Hot Take: A 6 percent annual share count reduction can manufacture EPS growth even if net income is flat, and that is exactly the illusion being sold.
A hypothetical $110 billion annual buyback program executed at an average yield of 3 percent reduces float by roughly 5.5 percent per year. If net income holds at $100 billion, EPS still climbs by that same 5.5 percent without any operating improvement. Stack that over three years and EPS expands nearly 17 percent while revenue growth sits in the low single digits. This is not capital efficiency, it is financial engineering substituting for organic growth. The market is rewarding per share optics while ignoring the stagnation embedded in absolute earnings.
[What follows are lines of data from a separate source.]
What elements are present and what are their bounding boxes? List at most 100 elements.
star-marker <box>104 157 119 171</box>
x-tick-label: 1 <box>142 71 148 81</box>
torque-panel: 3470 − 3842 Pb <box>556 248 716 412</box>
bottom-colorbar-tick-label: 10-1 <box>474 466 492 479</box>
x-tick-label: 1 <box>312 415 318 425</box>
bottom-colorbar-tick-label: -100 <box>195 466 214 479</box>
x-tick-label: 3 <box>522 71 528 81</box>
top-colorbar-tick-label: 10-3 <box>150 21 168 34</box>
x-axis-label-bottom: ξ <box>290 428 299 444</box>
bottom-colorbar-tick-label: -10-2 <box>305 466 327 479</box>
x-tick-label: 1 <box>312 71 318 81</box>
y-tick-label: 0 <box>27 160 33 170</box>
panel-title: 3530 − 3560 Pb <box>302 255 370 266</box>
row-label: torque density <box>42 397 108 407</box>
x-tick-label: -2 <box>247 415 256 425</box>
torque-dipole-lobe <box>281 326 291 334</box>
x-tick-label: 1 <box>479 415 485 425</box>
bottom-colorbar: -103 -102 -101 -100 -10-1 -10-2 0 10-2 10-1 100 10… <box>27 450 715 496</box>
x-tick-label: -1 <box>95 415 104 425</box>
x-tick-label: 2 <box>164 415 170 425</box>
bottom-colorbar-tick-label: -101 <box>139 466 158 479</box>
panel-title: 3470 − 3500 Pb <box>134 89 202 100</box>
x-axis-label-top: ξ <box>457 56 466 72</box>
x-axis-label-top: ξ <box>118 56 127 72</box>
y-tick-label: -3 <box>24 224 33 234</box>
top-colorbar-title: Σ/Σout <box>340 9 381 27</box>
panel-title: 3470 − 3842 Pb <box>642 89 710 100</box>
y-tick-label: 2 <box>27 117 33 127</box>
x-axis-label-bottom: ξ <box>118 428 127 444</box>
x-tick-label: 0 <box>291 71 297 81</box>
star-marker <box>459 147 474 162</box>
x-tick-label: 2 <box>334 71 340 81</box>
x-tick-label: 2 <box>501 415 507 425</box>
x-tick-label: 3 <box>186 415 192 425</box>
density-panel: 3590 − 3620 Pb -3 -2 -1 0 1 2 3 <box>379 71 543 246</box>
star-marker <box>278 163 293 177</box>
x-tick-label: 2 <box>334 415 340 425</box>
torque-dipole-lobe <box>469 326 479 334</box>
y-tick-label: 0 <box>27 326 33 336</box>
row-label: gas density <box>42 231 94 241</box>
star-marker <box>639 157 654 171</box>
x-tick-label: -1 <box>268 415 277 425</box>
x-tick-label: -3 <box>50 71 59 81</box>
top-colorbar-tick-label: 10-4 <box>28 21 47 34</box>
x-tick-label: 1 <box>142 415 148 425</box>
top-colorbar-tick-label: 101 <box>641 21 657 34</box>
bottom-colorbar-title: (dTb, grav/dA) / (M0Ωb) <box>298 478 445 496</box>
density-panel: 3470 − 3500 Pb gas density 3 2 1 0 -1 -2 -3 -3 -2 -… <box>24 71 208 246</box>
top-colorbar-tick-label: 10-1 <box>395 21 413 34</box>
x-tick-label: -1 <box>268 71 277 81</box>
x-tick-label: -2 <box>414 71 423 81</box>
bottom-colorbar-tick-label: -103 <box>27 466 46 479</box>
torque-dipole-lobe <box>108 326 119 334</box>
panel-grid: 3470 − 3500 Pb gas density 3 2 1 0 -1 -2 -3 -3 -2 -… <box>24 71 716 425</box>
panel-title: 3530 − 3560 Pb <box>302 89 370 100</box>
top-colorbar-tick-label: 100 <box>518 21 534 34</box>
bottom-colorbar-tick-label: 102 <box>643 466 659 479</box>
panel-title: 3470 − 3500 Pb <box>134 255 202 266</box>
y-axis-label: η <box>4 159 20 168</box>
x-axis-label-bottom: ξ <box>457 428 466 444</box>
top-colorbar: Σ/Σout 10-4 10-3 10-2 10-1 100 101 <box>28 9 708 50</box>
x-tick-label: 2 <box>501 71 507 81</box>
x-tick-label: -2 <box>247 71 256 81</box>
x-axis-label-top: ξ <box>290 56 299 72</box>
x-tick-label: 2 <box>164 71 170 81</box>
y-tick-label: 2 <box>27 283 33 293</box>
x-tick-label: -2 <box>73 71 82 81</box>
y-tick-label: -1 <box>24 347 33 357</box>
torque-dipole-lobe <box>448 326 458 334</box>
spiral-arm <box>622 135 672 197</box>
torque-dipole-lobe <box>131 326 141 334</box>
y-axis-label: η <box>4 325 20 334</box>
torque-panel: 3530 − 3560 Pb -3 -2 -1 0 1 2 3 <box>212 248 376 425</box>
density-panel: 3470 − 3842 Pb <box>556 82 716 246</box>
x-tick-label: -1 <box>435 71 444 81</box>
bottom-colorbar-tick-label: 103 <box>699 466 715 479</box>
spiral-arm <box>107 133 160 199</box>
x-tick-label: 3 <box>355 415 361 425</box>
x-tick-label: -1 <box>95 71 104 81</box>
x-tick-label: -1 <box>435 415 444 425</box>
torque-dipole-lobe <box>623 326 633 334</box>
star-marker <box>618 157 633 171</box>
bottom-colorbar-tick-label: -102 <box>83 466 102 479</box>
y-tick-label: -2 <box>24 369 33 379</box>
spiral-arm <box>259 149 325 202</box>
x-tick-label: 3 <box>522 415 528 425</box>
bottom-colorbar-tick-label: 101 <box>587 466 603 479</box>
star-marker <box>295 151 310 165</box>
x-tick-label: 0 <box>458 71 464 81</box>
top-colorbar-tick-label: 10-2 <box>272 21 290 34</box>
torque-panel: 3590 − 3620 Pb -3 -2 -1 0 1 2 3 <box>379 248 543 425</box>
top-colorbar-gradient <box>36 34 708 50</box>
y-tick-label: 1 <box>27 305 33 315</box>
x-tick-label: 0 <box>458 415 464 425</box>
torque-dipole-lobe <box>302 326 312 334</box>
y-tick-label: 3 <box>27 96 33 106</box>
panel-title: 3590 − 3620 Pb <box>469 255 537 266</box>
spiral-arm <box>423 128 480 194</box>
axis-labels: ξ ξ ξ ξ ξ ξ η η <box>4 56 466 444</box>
The cost structure tells the real story. Big Tech opex has been compounding at roughly 8 to 10 percent annually driven by AI infrastructure, with capex intensity rising from about 12 percent of revenue to closer to 18 percent. That represents a 600 basis point capital drag that directly competes with buybacks for cash allocation. Every incremental $10 billion diverted to repurchases is $10 billion not reinvested into compute or data infrastructure, eroding long term competitive moat. Meanwhile, firms that sustain buybacks during rising capex cycles face implicit margin compression as free cash flow conversion drops from 30 percent toward 24 percent. Pricing power weakens when innovation spend is crowded out by financial optics.
Valuation is where the distortion becomes dangerous. If a company trades at 28 times earnings and 5 percent of that earnings growth is purely buyback driven, then the market is implicitly assigning a growth multiple to non economic expansion. Strip out the engineered EPS lift and the effective multiple jumps above 33 times. That is multiple expansion without fundamental support, a classic valuation trap. The cap table becomes increasingly fragile as cash reserves shrink relative to liabilities, particularly if net cash positions compress from $60 billion to $20 billion over a multi year period of aggressive repurchases.
Investor Implication
Investors are overpaying for per share illusions while ignoring deteriorating cash conversion and rising capital intensity. The next repricing cycle will punish companies that prioritized buybacks over reinvestment, compressing both multiples and margins simultaneously.
Final Take: Buybacks are no longer a signal of strength, they are a smokescreen for slowing economic engines.